[2411.18384] Optimal In-Network Distribution of Learning Functions for a Secure-by-Design Programmable Data Plane of Next-Generation Networks

View a PDF of the paper titled Optimal In-Network Distribution of Learning Functions for a Secure-by-Design Programmable Data Plane of Next-Generation Networks, by Mattia Giovanni Spina and 4 other authors

View PDF
HTML (experimental)

Abstract:The rise of programmable data plane (PDP) and in-network computing (INC) paradigms paves the way for the development of network devices (switches, network interface cards, etc.) capable of performing advanced processing tasks. This allows running various types of algorithms, including machine learning, within the network itself to support user and network services.

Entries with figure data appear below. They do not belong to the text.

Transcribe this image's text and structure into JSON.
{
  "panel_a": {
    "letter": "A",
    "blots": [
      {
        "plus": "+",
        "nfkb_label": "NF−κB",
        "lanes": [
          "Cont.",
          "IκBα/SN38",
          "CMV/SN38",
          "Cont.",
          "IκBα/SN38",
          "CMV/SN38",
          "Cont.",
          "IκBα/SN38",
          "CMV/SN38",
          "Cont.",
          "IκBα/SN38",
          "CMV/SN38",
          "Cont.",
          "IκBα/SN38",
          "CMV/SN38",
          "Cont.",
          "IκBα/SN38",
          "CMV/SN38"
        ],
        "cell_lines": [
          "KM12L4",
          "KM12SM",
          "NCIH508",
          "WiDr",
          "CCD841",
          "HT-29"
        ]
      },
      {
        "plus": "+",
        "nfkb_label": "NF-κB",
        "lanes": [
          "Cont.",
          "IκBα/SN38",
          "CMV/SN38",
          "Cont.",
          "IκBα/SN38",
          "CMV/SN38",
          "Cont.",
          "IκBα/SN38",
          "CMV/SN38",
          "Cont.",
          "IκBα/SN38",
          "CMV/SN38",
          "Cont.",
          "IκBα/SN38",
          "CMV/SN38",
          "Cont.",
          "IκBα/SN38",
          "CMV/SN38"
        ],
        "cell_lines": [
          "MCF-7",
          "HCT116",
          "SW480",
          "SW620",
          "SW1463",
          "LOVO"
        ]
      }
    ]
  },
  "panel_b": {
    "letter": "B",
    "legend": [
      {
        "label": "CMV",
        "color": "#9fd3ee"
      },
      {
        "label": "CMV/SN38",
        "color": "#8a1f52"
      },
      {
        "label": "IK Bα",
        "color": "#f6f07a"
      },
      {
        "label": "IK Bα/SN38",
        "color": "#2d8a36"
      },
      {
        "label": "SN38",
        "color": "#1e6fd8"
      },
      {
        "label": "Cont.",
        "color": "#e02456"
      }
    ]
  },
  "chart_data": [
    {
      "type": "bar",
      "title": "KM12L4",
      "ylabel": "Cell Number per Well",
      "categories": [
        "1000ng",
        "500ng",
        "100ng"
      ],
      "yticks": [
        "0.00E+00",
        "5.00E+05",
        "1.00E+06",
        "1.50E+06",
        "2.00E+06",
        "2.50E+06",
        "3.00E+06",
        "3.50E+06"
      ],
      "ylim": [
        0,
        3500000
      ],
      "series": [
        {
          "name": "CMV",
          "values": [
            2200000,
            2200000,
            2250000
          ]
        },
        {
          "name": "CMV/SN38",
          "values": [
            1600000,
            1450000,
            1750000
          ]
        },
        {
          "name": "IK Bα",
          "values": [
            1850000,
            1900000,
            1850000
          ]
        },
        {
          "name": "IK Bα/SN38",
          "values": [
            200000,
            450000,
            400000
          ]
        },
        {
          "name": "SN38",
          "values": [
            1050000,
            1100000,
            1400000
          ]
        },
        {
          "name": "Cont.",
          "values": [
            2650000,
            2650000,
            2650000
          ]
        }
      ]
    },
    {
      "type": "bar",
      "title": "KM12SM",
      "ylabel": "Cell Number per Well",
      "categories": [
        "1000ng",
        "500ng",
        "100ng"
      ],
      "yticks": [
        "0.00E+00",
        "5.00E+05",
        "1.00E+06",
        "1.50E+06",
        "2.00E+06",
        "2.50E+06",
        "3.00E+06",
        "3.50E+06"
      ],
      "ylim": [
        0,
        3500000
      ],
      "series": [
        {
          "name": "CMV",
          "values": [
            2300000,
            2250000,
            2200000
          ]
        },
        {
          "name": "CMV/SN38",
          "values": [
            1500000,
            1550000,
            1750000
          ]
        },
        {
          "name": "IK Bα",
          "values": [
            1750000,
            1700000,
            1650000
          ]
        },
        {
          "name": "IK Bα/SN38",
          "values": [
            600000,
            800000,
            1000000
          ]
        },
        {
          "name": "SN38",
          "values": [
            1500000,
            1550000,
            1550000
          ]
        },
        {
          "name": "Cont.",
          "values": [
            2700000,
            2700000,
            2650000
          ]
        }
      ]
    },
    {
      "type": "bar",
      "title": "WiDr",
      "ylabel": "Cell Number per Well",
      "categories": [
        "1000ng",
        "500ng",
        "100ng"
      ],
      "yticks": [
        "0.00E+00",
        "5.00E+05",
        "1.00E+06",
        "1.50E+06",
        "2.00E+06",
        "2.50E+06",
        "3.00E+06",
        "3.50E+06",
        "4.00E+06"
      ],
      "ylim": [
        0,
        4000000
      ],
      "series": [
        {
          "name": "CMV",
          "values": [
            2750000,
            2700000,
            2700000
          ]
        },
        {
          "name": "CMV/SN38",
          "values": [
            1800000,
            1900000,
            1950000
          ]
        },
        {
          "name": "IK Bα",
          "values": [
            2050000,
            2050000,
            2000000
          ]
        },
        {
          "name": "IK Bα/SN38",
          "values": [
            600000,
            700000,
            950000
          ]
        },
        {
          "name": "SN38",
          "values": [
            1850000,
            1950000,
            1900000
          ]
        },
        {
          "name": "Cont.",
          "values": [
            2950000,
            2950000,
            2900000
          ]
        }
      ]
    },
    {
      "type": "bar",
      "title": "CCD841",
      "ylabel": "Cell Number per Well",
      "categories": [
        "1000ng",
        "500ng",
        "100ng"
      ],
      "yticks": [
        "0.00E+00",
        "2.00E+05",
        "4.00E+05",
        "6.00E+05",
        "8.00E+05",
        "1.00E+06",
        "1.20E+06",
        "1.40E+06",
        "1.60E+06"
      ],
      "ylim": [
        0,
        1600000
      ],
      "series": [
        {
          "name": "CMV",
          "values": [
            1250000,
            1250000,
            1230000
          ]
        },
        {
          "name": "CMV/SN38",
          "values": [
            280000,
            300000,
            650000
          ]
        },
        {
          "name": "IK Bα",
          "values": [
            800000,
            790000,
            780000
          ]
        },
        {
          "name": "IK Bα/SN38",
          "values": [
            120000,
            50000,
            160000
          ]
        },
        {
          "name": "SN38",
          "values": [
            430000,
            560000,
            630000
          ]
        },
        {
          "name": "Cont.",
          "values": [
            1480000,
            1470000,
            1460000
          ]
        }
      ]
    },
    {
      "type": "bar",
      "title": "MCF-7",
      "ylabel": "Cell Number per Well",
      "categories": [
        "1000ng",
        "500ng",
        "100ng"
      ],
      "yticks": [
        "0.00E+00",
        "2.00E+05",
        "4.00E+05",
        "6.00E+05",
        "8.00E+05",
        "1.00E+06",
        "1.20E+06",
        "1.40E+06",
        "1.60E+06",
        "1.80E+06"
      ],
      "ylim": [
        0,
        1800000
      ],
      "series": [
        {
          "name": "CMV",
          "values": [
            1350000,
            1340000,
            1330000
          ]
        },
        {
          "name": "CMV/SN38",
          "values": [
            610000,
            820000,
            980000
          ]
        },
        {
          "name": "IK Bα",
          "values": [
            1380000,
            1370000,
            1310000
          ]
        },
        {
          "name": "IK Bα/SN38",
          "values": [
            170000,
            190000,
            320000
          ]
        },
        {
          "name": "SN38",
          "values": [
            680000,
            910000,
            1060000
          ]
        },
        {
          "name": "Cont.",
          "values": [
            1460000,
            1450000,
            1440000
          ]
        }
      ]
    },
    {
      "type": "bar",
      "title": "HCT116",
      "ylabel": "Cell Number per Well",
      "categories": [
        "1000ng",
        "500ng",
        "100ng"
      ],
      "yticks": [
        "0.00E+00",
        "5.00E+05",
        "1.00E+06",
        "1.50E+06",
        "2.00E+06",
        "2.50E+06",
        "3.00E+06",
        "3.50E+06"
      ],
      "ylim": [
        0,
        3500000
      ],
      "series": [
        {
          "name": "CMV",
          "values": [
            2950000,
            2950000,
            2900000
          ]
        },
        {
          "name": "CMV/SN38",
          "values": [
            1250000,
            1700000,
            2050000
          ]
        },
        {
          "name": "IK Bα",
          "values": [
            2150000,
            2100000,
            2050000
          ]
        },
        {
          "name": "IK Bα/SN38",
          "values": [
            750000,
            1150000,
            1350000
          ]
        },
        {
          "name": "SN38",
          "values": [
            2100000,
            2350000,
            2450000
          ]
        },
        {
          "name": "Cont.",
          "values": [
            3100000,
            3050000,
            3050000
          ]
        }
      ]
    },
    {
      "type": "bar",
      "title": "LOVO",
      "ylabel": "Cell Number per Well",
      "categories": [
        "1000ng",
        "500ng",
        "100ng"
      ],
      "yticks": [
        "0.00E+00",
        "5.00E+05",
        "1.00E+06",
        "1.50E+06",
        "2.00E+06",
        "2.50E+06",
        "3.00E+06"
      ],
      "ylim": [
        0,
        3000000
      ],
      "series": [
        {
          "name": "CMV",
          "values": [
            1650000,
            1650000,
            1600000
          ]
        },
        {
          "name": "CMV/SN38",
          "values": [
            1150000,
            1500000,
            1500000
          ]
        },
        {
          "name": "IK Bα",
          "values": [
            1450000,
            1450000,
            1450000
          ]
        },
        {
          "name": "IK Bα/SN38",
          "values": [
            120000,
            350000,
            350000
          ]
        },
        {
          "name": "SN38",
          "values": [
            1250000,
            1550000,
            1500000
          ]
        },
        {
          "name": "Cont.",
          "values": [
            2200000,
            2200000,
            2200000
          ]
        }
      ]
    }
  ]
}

In particular, this paper delves into the deployment of in-network learning models with the aim of implementing fully distributed intrusion detection systems (IDS) or intrusion prevention systems (IPS). Specifically, a model is proposed for the optimal distribution of the IDS/IPS workload among data plane devices with the aim of ensuring complete network security without excessively burdening the normal operations of the devices. Furthermore, a meta-heuristic approach is proposed to reduce the long computation time required by the exact solution provided by the mathematical model and its performance is evaluated. The analysis conducted and the results obtained demonstrate the enormous potential of the proposed new approach for the creation of intelligent data planes that act effectively and autonomously as the first line of defense against cyber attacks, with minimal additional workload on the network devices involved.